Probably because he did not have resounding success with the Raiders, and left under extremely weird circumstances, Kiffin has done everything in his power to ensure that the Vols become a successful program. He has put himself in a position to succeed. He brought in a legendary defensive coordinator. He brought in the best recruiter in the business. He brought in a stable of other very good assistant coaches — who may not be household names like the elder Kiffin and Orgeron — but who are, by all accounts, very good coaches.
He showed right at the outset that he does have some recruiting chops. If it is impossible to fail running an offense with Reggie Bush (but, of course, not Knowshon Moreno) as your tailback, well then it will be pretty darn tough to fail running an offense with Bryce Brown at the same position.
So, is he a great X’s and O’s coach?

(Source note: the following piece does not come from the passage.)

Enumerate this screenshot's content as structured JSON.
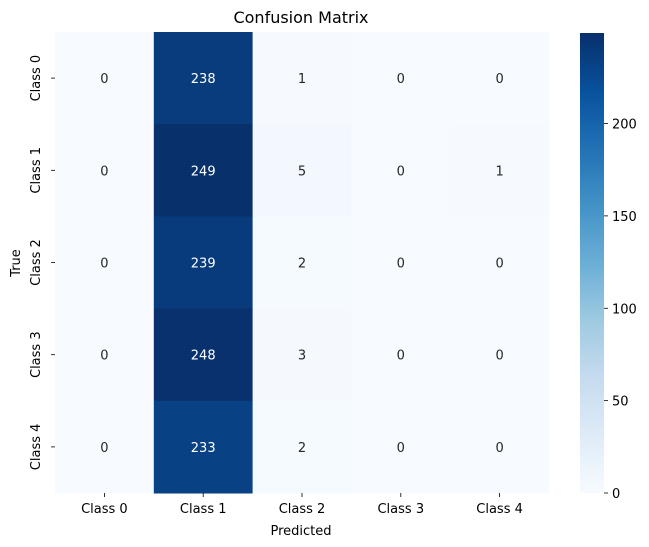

Honestly, I really don’t know. But for a guy who has had a had in a great offense before, has had experience running the show at the pro level, and who has enough sense to surround himself with the best coaches in the business….I think it is fair to say he isn’t stupid. Yeah, he pops off. But that doesn’t make him stupid. Heck, my moniker is kidbourbon, but that doesn't mean I swill Jim Beam all day.
In view of the above, I respectfully conclude that Kiffin will succeed as the head coach of the University of Tennessee Volunteers. And let the record show that I would stake my life on that (if forced to).
P.S. -- Joel: are there any recommended guidelines for inclusion vs. exclusion of "The Jump" in a fanpost? I didn't use "The Jump" because I figured any who is reading this has already clicked on one link...why make them click on another. But to the extent that you ever want to bump a fanpost of mine to the main page, feel free to use full discretion in inserting "The Jump." My brother is a journalist, and so I have been well-informed on the importance of page aesthetics.
[Note by Joel, 06/10/09 3:25 PM EDT ] No real rule. Guideline is about 300 words before the jump -- something like that. Enjoyed the post.